According to a new report from Black Knight Data & Analytics, today's homeowners are able to tap into the highest home equity levels on record

$735 Billion: That's the amount of increased equity value experienced by homeowners over the course of 2017; nobody is complaining, as this is the largest annual increase by dollar value on record. This brought the collective amount of so-called "tappable equity" to $5.4 trillion, 10% more than at the pre-recession peak in 2005.

Homeowners and lender's today are far more conservative than during the years leading up to the recession. Even with record amounts of tappable equity, last year homeowners only took out $262 billion via cash-out refinances or home equity lines of credit (HELOC). While that is another post-recession high in terms of dollars, it is less than 1.25% of all available equity, a four-year low.

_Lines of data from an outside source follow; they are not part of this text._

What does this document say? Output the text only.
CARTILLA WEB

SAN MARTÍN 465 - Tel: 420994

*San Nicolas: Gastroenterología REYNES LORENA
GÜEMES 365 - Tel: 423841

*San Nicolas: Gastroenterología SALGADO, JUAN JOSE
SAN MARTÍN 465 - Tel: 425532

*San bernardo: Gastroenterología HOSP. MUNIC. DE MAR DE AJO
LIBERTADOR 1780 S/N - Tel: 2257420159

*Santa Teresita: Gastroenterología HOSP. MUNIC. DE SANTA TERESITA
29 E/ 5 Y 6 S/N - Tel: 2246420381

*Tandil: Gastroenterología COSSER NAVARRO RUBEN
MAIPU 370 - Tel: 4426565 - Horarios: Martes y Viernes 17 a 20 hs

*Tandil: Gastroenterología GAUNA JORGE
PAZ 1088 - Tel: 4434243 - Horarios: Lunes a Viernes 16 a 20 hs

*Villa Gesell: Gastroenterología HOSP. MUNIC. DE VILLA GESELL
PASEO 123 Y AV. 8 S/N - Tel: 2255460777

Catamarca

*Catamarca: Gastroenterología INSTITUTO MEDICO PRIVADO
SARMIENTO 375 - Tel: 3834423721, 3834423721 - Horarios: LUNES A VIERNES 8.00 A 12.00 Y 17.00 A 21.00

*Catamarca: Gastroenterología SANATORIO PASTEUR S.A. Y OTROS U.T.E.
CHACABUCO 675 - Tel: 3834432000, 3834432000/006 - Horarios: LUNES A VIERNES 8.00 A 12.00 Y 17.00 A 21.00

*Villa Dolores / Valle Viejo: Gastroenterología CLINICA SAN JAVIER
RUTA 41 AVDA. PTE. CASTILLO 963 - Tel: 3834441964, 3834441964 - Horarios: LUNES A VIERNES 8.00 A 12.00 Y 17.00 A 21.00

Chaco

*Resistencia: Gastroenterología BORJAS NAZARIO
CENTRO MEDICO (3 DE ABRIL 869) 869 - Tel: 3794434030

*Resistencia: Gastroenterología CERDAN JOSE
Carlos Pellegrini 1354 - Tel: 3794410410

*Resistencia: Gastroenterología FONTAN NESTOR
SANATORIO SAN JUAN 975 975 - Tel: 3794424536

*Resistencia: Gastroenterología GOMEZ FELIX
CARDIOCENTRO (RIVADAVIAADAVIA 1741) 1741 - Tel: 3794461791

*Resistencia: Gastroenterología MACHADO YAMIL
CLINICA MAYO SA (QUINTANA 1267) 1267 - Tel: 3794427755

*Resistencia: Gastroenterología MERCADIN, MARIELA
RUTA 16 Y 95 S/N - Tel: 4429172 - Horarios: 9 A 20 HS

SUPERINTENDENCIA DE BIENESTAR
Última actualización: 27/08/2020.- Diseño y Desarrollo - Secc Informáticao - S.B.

More than half of borrowers withdrew equity last year using cash-out refinances, thanks to record-low interest rates. That is expected to change in 2018 and 2019, given a higher interest rate environment. Almost three-quarters of borrowers with tappable equity have interest rates lower than current interest rates, so the will likely utilize second loans, HELOCs, instead.

While rising rates generally tend to dampen equity utilization, the market appears poised for a strong shift toward HELOCs. HELOC's allow borrowers to take advantage of growing equity by borrowing against it with historically low first-lien interest rates. More than 50% of that tappable equity, approx $2.8 Trillion, belongs to borrowers with credit scores of 760 or higher, all with first-lien interest rates below current prevailing rates. This creates a very large pocket of low-risk HELOC candidates. 

Homeowner equity varies depending on location, and currently, it is highly concentrated in the high-priced states of California and New York. In fact, almost 40% of the nation's total tappable equity is in California. Seattle and Las Vegas, which have seen huge home price jumps, have seen big equity increases as well.

 

More Remodeling & Improvement

While borrowers tend to use home equity for a variety of purposes, such as paying down debt or education expenses, the primary use is home improvement. This is truer than ever, as we face a critical shortage of homes for sale, and has more owners staying in their houses longer and choosing to renovate rather than upgrade to another home and lose their low interest rates. The average homeowner now stays in their home for 10 years, an all-time high, according to the National Association of Realtors.

Homebuying optimism overall is at its lowest level in two years, according to the NAR, especially among first-time buyers who can afford less. With more homes being remodeled, while average home prices are increasing, fewer homes are available for first time buyers, a crucial part of the real estate market. Current homeowners are feeling more optimistic about selling, although available listings for them to choose from are down double-digit percentage points from this time last year. 

There is no question that most homeowners have amassed considerable equity gains since "the bottom". Home prices have increased 48% cumulatively since 2011, and are up 5.9% through the first two months of this year. Supply conditions would improve measurably, and ultimately lead to more sales, if a growing number of homeowners finally decide that this spring is the time to list their home for sale.

So far this has yet to happen. Instead, it looks like homeowners have decided to do exactly the opposite, and opting to improve what they have. This is leading to fewer listings and more remodels. Homeowners in the US will spend approx $335 billion on remodel and home repair expenses this year, a 7.5% increase over last year. Despite continuing challenges of dwindling inventory for remodel-eligible homes  and contractor labor availability, 2018 could post the strongest gains for home remodeling in more than a decade. Annual growth rates have not exceeded 6.8% since early 2007.